Avons-nous donc tout dit? Il reste, à mon avis, au moins quelques problèmes à régler: comme le savent bien les commentateurs qui l'ont attaqué avec véhémence – et ils le savent car, ayant essayé directement, ils sont conscients de ce qui peut et de ce qui ne peut pas être fait. les salaires de 100 mille euros par an – cent cinquante mille euros pour diriger une institution complexe comme l'INPS ne sont pas un chiffre stratosphérique. On pourrait dire qu'ils sont peu nombreux, si l'on considère que des dizaines de cadres d'une même instance atteignent le maximum fixé par la loi: 250 mille euros par an. Certes, il n'y a que 62 milliers d'euros par an, que Tridico a reçus jusqu'à ce que sa cogestion devienne une direction à part entière. Pourquoi est-ce que je dis que le salaire est bas, si beaucoup d’entre nous n’atteignent pas ce chiffre? Parce que payer ceux qui dirigent un organisme complexe selon le standard d'autres managers à responsabilités égales, c'est légitimer des comportements qui incluent des positions parallèles, une présence active et non, une délégation excessive de responsabilités. Cela se produit, par exemple, avec des professeurs titulaires d'universités italiennes, payés beaucoup moins que la moyenne européenne et occidentale et, en fait, en droit d'accumuler des postes et ayant des obligations très limitées en termes d'enseignement, de présence à l'université, d'activités de recherche.

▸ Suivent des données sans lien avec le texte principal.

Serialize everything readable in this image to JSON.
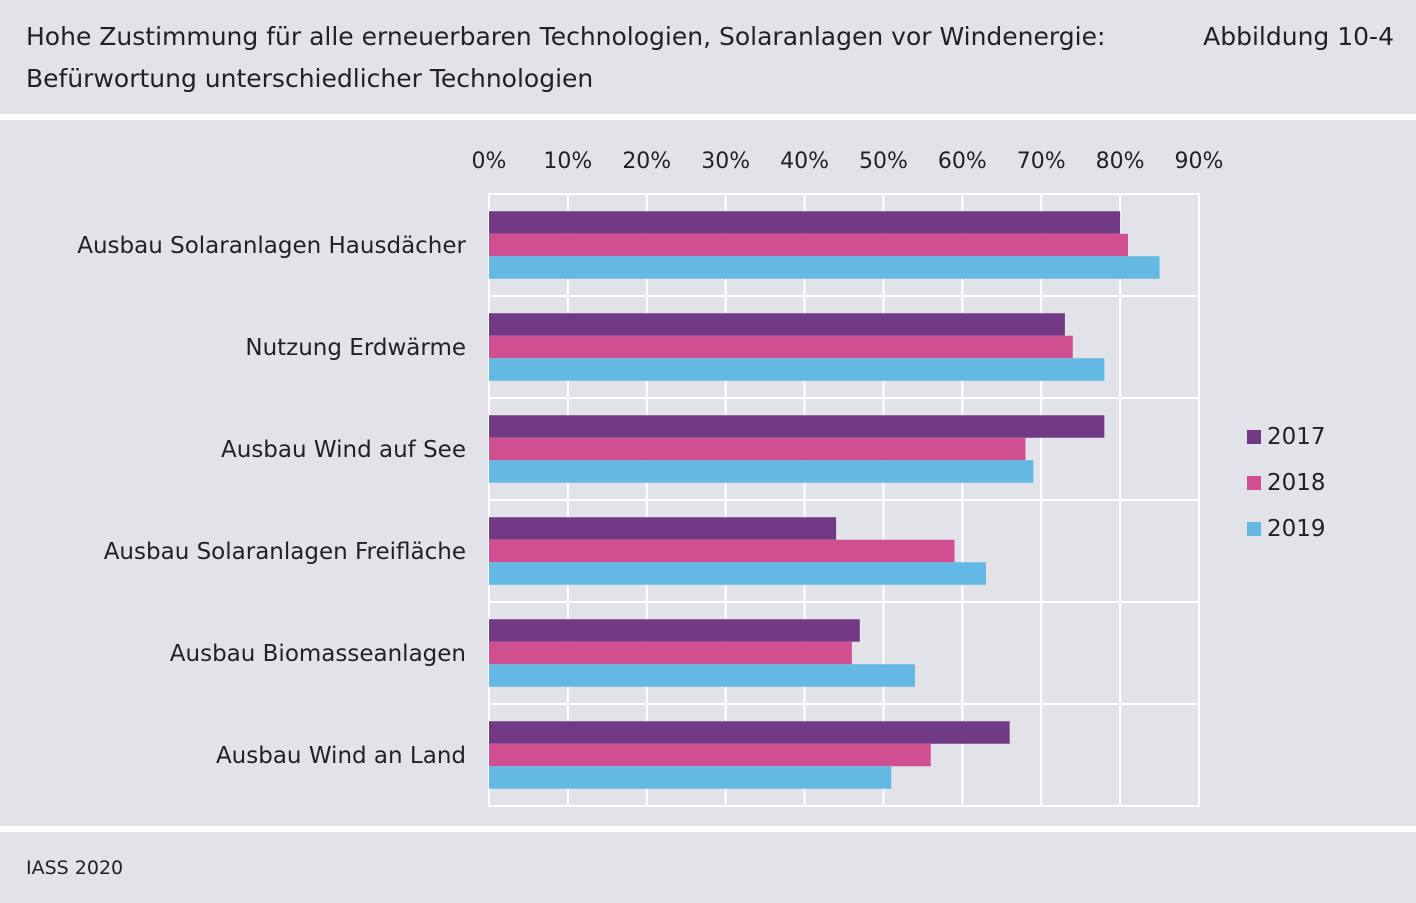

Je ne pense pas que ce soit un résultat souhaitable pour l'administration publique italienne qui, selon les recherches, il est également parmi les plus productifs d'Europe (on ne peut pas en dire autant de notre industrie locale). Cependant, je vois une autre contradiction, dira-t-on, dans la réaction de la politique à l'affaire Tridico. En fait, les attaques de l'opposition ont été aggravées par le manque de défense, déguisé en demande d'éclaircissement, de ceux qui, comme le ministre du Travail de l'époque, Luigi Di Maio, a donné le feu vert à l'augmentation des salaires pour Inps et Inail. Ou le premier ministre. Étant donné que, évidemment, ces ministres auraient pu effectuer les vérifications éventuelles avant de déclarer et ont choisi de ne pas le faire, nous sommes confrontés à une politique faible, terrifiée à l'idée de défendre les choix faits si ceux-ci risquent même de déplaire au ventre de la pays. Ici, cette même politique effrayée n'a pas peur de défendre la primauté de l'intervention publique sur de nombreux sujets. Bien. Mais pouvons-nous alors en tirer les conséquences nécessaires – et épineuses?